Oil company executives warned that attacks were becoming more frequent and more carefully planned.
"If anybody gets into the area where you can control opening and closing of valves, or release valves, you can imagine what happens," said Ludolf Luehmann, an IT manager at Shell (RDSa.L) Europe's biggest company .
"It will cost lives and it will cost production, it will cost money, cause fires and cause loss of containment, environmental damage - huge, huge damage," he told the World Petroleum Congress in Doha.
Computers control nearly all the world's energy production and distribution in systems that are increasingly vulnerable to cyber attacks that could put cutting-edge fuel production technology in rival company hands.

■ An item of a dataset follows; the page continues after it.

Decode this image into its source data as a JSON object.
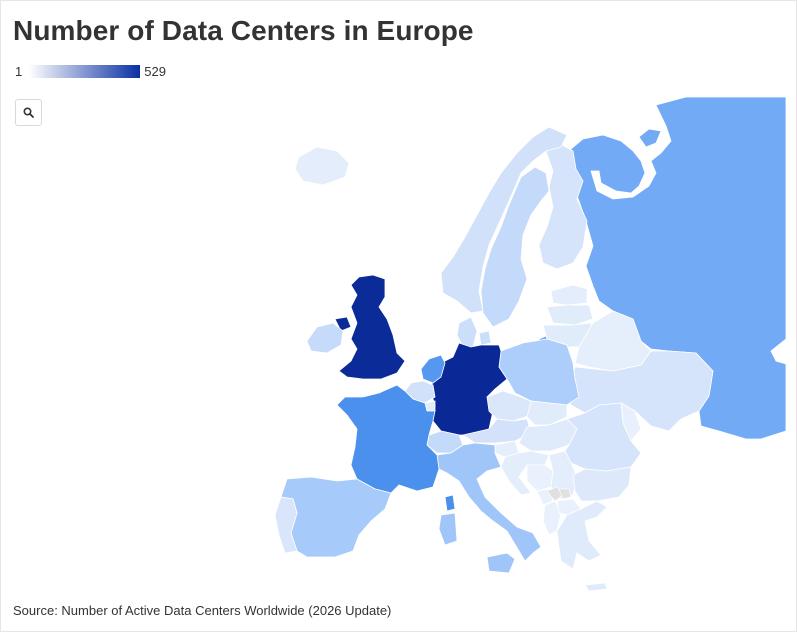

"We see an increasing number of attacks on our IT systems and information and there are various motivations behind it - criminal and commercial," said Luehmann. "We see an increasing number of attacks with clear commercial interests, focusing on research and development, to gain the competitive advantage."
He said the Stuxnet computer worm discovered in 2010, the first found that was specifically designed to subvert industrial systems, changed the world of international oil companies because it was the first visible attack to have a significant impact on process control.
But the determination and stamina shown by hackers when they attack industrial systems and companies has now stepped up a gear, and there has been a surge in multi-pronged attacks to break into specific operation systems within producers, he said.